A Visit from the Goon Squad by Jennifer Egan
My rating: 5 of 5 stars
I returned for another read of this novel after reading the latest Egan, The Candy House, and thoroughly enjoying it. And I clearly didn’t review it the first time around, While I knew that there were some of the same characters in both books, I didn’t know how clearly the two books connect. I can see them being bound together and marketed as a pair; it would only add to the weight of the novel, all the connections between the characters and the theme of how time changes us.
So, my recommendation would be to read this book first and then The Candy House … and I’d think that you’d know, after the first chapter, whether you like the style of writing and characterisation. I’m quite surprised by the negative reviews of both books: Egan’s writing seems to hit people viscerally so you either love it or hate it, though there is a lot of complaint in the negative reviews that this book won a Pulitzer and other people liked it so much. I’ve always found this strange: you might not like a book but why is it a problem if other people do? Thus, my recommendation: if you start reading it and don’t like it, don’t read more!
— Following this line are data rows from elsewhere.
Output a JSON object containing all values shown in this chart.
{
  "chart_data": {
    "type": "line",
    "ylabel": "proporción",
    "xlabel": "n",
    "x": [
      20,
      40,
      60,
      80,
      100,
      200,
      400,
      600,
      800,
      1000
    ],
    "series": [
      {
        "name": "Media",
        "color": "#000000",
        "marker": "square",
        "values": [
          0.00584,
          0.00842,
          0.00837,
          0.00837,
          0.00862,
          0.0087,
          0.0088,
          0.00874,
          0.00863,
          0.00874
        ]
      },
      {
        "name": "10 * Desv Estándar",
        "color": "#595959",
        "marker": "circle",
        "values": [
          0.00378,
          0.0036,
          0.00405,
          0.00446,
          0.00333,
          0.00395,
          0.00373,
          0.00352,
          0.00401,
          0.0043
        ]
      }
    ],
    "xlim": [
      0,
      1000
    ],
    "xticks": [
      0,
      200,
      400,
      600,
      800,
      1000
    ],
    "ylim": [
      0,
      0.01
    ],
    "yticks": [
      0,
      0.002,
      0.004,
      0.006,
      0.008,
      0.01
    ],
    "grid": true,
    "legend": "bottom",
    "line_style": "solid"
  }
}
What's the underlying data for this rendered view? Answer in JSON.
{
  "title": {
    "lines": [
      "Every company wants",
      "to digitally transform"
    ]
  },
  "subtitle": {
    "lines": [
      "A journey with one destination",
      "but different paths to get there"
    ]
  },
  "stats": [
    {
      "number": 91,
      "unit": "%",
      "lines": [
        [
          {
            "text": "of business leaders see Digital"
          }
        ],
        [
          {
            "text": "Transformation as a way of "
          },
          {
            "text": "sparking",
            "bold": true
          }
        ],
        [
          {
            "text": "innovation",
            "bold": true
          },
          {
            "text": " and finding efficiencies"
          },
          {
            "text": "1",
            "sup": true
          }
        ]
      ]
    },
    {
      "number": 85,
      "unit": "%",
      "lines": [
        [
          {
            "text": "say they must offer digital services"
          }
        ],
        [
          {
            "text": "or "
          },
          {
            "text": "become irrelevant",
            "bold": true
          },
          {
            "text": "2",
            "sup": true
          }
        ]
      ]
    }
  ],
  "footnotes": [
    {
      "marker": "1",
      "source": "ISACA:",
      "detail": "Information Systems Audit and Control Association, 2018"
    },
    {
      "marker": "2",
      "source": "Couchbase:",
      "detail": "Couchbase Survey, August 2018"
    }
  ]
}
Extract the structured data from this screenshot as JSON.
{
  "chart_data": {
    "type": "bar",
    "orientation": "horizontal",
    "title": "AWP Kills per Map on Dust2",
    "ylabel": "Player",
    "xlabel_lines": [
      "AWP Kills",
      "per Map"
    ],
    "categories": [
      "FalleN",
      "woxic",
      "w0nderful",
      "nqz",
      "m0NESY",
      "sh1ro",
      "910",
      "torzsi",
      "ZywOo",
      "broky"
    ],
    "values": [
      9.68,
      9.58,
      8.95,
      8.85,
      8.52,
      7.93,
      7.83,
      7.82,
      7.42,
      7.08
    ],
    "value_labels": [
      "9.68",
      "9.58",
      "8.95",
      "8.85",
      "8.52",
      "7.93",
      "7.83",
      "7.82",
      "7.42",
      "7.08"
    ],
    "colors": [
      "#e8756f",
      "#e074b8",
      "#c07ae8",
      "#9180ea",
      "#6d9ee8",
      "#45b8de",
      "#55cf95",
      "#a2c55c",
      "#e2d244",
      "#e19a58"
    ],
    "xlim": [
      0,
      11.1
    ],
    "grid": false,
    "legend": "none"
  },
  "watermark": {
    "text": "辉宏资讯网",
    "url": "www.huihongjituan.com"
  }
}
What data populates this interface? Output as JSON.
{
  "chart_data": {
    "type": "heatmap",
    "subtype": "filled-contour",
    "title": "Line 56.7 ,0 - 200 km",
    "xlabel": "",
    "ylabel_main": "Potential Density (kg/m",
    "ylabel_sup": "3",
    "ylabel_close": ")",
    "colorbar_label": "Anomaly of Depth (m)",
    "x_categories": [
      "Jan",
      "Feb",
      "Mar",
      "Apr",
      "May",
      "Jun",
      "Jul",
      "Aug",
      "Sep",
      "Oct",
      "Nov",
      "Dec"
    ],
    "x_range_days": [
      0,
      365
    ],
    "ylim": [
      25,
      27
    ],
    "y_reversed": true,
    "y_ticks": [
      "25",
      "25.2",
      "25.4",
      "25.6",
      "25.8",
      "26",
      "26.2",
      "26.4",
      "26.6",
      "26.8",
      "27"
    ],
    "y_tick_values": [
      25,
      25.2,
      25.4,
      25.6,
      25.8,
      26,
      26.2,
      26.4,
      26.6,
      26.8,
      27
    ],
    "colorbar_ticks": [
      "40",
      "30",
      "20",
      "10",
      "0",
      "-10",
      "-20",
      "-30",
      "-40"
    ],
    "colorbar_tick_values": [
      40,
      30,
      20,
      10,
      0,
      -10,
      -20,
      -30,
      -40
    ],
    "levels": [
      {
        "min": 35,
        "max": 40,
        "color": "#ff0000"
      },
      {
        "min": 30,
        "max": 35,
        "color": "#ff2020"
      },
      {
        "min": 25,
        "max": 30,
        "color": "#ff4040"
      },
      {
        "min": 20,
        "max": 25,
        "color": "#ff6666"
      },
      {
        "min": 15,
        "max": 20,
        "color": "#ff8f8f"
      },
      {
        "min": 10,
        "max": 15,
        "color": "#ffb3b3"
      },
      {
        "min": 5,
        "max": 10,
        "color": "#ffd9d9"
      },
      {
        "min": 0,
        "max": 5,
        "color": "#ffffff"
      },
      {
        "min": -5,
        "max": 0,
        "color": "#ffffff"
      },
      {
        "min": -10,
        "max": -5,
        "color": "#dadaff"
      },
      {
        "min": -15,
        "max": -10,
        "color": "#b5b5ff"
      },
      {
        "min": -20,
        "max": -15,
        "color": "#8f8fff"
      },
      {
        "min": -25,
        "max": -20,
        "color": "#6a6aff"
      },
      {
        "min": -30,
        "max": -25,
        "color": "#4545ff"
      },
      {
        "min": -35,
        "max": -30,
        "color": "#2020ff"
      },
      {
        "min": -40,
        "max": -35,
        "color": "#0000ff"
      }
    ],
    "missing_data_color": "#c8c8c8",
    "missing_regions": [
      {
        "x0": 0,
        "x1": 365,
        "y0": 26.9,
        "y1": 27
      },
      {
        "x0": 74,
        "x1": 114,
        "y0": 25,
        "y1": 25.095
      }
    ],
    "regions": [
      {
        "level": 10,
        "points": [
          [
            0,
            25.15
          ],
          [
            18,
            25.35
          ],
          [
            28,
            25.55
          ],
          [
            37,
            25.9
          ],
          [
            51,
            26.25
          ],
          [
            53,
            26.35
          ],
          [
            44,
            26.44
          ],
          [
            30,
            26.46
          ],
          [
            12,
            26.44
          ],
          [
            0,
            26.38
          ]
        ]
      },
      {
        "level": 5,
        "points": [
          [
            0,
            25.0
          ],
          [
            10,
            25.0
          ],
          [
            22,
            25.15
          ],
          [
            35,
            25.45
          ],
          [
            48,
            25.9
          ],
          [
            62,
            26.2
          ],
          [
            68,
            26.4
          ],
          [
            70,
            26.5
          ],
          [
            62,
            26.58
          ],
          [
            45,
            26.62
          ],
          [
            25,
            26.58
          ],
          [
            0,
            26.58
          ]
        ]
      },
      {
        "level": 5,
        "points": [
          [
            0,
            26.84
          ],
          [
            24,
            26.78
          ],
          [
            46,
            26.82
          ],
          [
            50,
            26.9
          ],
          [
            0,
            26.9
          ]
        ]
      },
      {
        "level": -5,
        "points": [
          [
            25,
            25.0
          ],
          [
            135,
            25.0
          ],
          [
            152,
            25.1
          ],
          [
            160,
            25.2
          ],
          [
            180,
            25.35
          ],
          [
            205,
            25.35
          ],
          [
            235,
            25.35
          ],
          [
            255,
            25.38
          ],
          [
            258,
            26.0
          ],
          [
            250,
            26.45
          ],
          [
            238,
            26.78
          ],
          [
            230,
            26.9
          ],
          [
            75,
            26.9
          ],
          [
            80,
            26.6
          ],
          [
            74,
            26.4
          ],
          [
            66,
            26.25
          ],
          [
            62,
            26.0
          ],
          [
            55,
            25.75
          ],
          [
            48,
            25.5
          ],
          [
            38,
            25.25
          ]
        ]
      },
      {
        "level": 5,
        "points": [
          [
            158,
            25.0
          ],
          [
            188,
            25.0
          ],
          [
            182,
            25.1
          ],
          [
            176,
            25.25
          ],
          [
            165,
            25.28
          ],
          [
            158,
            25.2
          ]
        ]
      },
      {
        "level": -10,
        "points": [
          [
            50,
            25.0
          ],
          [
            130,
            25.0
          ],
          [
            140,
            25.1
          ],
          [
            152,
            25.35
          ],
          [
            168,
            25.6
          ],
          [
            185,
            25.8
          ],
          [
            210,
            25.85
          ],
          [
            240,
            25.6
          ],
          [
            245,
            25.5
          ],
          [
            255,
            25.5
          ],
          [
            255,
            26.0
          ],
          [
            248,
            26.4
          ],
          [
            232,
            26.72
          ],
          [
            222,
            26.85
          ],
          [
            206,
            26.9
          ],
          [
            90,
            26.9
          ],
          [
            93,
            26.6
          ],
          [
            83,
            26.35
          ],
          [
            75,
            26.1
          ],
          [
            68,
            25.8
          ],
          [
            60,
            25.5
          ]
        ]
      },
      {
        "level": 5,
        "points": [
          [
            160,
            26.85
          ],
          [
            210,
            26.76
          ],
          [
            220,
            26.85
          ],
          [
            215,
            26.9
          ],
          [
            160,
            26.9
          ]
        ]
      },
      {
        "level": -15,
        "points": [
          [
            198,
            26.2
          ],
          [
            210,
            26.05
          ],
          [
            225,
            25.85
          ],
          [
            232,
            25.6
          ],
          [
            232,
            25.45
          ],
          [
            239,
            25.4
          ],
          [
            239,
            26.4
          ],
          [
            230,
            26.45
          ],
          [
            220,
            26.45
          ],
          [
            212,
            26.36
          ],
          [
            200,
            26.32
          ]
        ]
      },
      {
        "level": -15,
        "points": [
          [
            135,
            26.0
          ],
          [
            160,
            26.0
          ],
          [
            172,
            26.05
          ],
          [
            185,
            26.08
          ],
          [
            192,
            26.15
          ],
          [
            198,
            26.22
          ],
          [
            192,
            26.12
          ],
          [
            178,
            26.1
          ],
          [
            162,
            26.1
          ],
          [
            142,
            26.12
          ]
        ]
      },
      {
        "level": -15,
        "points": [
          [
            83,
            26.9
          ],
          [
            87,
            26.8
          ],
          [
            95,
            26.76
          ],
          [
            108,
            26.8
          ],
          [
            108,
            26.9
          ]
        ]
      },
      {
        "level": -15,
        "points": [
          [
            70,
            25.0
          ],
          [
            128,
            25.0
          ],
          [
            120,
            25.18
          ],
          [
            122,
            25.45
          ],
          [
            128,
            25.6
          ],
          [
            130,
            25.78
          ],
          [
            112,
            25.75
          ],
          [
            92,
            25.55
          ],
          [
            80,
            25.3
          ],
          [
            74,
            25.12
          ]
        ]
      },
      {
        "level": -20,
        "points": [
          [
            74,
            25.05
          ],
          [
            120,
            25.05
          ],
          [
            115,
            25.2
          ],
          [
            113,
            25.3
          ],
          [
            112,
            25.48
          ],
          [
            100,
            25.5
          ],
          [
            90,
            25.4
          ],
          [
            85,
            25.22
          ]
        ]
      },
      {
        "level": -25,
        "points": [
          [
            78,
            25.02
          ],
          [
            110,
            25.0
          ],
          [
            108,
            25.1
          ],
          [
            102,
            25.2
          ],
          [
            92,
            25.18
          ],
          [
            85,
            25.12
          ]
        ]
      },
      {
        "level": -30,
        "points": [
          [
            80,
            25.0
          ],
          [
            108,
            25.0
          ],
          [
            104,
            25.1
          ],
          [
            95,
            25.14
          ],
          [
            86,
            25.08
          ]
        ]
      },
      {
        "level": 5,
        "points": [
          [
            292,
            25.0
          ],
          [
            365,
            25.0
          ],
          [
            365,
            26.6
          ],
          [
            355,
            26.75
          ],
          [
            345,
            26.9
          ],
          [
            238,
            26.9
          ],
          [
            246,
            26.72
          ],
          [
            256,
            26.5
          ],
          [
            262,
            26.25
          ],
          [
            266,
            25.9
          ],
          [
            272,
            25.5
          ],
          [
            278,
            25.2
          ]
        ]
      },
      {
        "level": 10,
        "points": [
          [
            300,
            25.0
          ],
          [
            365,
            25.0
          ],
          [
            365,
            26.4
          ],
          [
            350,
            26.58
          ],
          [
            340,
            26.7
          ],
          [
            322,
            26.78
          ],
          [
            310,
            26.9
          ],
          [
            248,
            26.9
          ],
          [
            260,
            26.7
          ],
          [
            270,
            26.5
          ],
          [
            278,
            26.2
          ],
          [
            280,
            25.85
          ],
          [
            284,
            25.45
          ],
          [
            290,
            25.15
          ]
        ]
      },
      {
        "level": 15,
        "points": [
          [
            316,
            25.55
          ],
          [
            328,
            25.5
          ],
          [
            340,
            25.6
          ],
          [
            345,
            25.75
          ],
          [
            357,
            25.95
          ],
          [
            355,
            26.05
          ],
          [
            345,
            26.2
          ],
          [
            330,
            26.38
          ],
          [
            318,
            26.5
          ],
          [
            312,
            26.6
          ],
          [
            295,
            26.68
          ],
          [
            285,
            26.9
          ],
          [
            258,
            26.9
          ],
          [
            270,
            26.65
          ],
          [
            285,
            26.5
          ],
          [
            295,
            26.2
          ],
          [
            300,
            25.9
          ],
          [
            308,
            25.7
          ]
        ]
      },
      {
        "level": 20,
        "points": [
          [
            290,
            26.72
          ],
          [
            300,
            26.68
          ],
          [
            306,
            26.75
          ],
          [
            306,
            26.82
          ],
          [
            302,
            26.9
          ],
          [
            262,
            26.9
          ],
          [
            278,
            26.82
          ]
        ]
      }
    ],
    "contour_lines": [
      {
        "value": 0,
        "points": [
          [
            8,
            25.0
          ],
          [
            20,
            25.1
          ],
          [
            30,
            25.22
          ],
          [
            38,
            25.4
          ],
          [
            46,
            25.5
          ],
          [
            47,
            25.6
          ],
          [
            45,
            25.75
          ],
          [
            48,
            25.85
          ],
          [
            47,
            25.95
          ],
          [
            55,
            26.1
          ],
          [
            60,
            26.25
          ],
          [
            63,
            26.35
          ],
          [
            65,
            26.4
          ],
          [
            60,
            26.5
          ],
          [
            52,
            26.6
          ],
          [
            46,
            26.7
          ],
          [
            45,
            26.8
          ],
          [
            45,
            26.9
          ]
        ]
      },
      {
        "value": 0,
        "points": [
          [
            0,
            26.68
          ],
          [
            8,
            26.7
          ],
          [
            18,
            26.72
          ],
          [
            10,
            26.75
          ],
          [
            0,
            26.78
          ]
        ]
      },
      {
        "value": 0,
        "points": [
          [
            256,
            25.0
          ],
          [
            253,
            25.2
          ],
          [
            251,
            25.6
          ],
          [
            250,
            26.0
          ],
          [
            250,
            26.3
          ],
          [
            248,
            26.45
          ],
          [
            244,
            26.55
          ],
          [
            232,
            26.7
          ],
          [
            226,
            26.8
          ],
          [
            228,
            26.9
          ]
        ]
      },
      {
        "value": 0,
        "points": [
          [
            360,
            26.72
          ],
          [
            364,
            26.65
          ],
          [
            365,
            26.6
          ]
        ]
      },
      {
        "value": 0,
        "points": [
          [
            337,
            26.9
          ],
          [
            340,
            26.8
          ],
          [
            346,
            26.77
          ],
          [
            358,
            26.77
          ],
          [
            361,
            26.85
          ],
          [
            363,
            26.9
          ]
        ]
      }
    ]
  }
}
A number of the negative reviews comment on being unable to connect with the characters, and finding them somewhat cold, or disconnected. But to me the cast of characters are complex and flawed, usually too smart for their own good, and I found them fascinating to read about. I didn’t necessarily see myself in any of them, or want to be any of them, but that’s not the only reason for reading fiction.
I found this book intelligent and engaging. I was engrossed enough that I didn’t find the various literary games (like the second-person story, or the PowerPoint presentation) unenjoyable or showy or too clever. For me, they were ways of drawing me deeper and deeper into the characters and stories, which are often comic in how tragic they are: I didn’t mind that tone at all: feeling like laughing at the characters and then not feeling that I should and so forth. And rather than feeling disjointed, I was interested in all the ways the characters and stories connect to each other. While reviews often boil the theme down to ‘time’, I’d propose that an equally important thread is ‘promotion’, how we show ourselves to others, how we sell ourselves to others, how we try to get ideas across. The final chapter has a prescient take on Influencers that has probably become more accurate since publication. I rarely read books a second time, so to have done so and found the writing as smart and exciting as I first did means that this is a *rave* review.